Black Sabbath Riot is a two member band, Lary 7 and Khan, and was formed via a cassette tape of a Black Sabbath concert in Milwaukee in 1980 (Ronnie James Dio was singing for them at the time). The concert never took place because the audience, after getting pretty pissed (and pissed off at the band), destroyed the venue. Lary and Khan decided to record a couple of songs that could have been played that night as if Black Sabbath were still alive and real cool.

Mass-Turbator did only one 12" that went straight to #1 on the DMC Buzz charts in 1993. NO JOKE!

 

 

 



1-900-GET-KHAN
May 4, 1999

Putting the "ech" back in techno... KHAN 1-900-GET-KHAN Electronic Music Maven Assails Puritanical US Sex Laws and Sterility of Current Club Scene with 1-900 number, Sex for Sale on his CD cover, and Sleaziest Record of the Year

The number costs $2.99/minute, the men advertising on the front cover are even steeper, so the CD is a sweet deal indeed at only about a quarter per minute...and (practically) guilt-free. 1-900-GET-KHAN is a working electro-sexual porn soundtrack with slick beats and prickly textures. It also is a working phone-sex number, with slick beats and prickly textures. The cover boys offer the same. Simple, huh? It’s about the ONLY simple thing about Khan, aka Can Oral. And yes, that IS his real name.

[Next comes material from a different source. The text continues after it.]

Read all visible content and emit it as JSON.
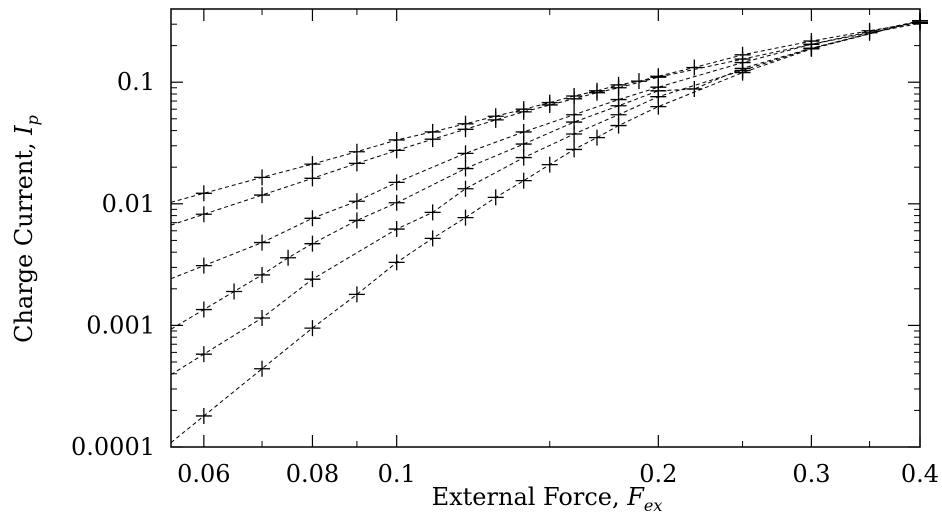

Can Oral was born to a Turkish father and Finnish mother and raised in Germany, before moving to New York City a few years ago. He has made literally hundreds of records under numerous pseudonyms (4E, Gizz TV, Bizz OD, El Turco Loco...) for numerous labels (Mille Plateaux, Force Inc., Harvest/EMI, Eat Raw...). He operates three record labels (Super-8, El Turco Loco, and Temple Records) and runs New York’s influential music shop Temple Records. He is also a well-respected DJ and has spun extensively throughout Europe, Mexico, Brazil, and Australia, in addition to the numerous parties he hosts in NYC. Khan is available for hire, though be warned--he charges per minute as well.

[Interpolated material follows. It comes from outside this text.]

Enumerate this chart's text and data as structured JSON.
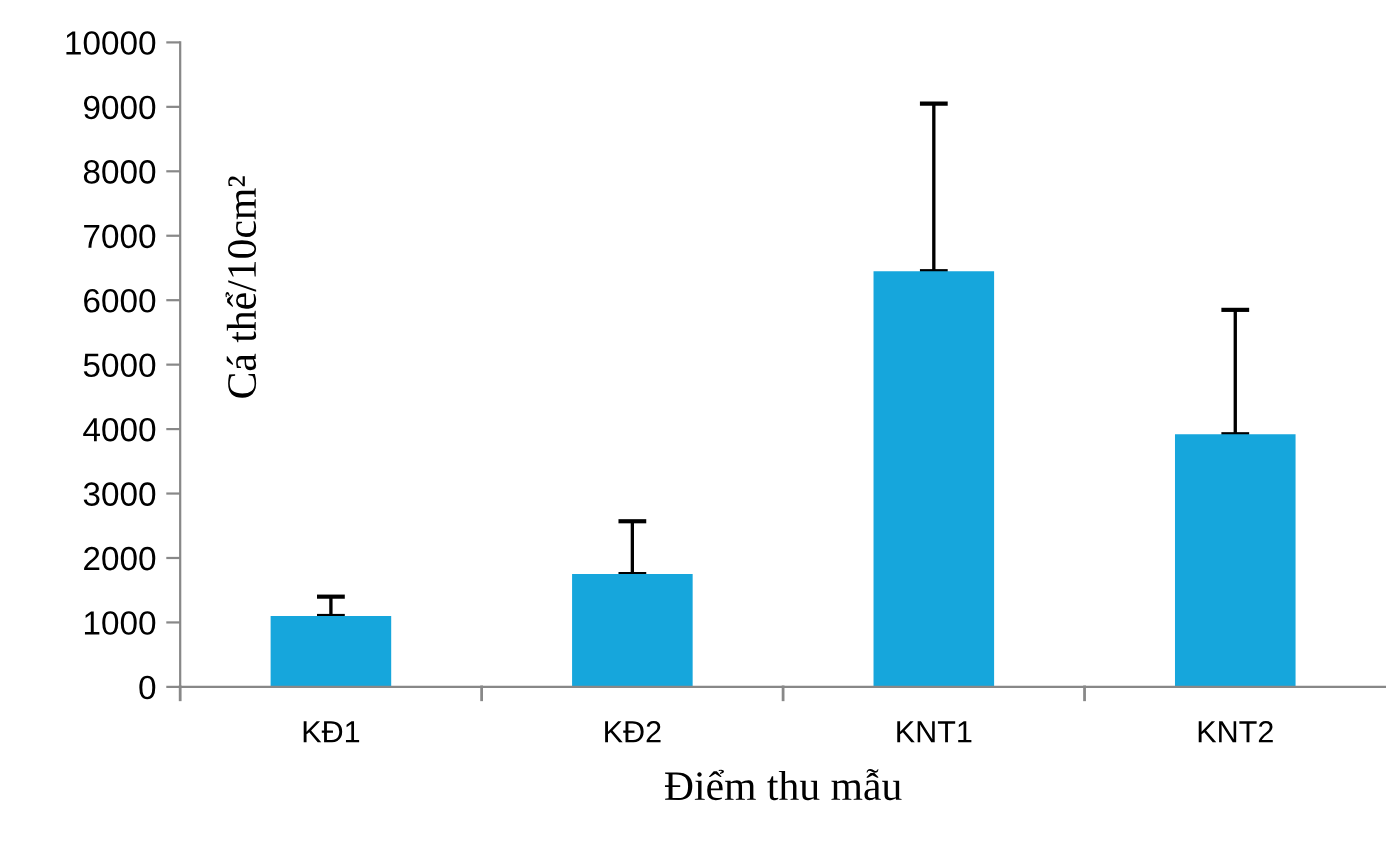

1-900-GET KHAN is Khan’s attempt to bring flesh and passion to a frigid electronic scene. It is also a reaction against Rudy Giuliani’s recent anti-sex laws in New York City, and a celebration of the illicit sex which is the obvious result of such oppression. Acting as voyeur to the sexual underground, Khan replaces the autonomy of the machines used to make his music with an absurdly lewd human physicality. Thus, the body returns to the forefront and Foucault can sleep soundly in his grave. Julee Cruise, known best for singing the "Twin Peaks" theme, co-wrote and sings on "Body Dump" and "Nowhere." "The 12th Commandment" features vocals by Bree McMasters, a professional phone-sexette from LA.

1-900-GET-KHAN is an expensive dinner, too many martinis, edible undies, and an apres-cigarette rolled into one raunchy package. Spin it right round like a record, baby.